For “dd” parameter “bs=” try much larger sizes. For example, “bs=4M” or “bs=16M”. Size 512 will generally be very slow under most environments.

To know what mode your PCIe is actually running at, run “lspci” to see the slot ID (which will look similar to something like “01:00.0”…substitute with your actual value), and then use sudo to produce a verbose lspci for the device:
sudo lspci -s 01:00.0 -vvv

If you read my posts I have done all this…
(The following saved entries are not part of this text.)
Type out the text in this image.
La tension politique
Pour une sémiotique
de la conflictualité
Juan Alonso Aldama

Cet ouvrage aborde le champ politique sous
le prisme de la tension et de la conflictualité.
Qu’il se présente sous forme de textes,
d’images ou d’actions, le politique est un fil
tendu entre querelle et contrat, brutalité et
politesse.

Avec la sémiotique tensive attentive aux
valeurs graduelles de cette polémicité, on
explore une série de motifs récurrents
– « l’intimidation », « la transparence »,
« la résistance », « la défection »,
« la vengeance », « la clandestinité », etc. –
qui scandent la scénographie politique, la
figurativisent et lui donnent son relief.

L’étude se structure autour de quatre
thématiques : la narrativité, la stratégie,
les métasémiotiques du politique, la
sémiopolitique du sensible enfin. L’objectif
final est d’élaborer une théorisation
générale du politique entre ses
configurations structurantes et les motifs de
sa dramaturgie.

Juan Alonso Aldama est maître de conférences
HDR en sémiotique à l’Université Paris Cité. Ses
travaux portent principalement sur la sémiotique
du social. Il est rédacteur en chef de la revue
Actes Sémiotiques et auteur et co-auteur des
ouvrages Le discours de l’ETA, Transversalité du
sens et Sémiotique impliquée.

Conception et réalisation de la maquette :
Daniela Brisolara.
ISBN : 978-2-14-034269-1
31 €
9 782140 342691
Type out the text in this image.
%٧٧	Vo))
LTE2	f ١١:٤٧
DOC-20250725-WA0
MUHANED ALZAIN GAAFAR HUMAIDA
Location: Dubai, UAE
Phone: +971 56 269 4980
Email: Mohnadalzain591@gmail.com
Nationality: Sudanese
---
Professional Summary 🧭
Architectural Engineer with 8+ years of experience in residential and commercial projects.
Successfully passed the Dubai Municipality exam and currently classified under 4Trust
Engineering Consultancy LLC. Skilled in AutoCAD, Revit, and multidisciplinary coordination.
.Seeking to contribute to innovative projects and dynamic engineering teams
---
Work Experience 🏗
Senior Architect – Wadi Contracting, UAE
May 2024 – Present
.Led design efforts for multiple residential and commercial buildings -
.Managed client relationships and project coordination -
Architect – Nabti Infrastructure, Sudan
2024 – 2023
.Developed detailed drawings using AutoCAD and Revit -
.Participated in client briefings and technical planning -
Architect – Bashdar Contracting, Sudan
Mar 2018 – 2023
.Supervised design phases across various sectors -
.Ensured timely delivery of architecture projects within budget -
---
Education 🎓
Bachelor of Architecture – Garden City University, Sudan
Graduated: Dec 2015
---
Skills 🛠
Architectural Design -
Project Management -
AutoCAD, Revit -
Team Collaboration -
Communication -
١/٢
Although theoretical bandwidth is 2 GB/s (after considering 8-bit/10-bit encoding), there are still more protocol overhead factors to be considered (like flow control packets and packet headers etc…consuming bandwidth), the effective available BW in TX2 is around 1.5 GB/s and I see that you are already going closer to that.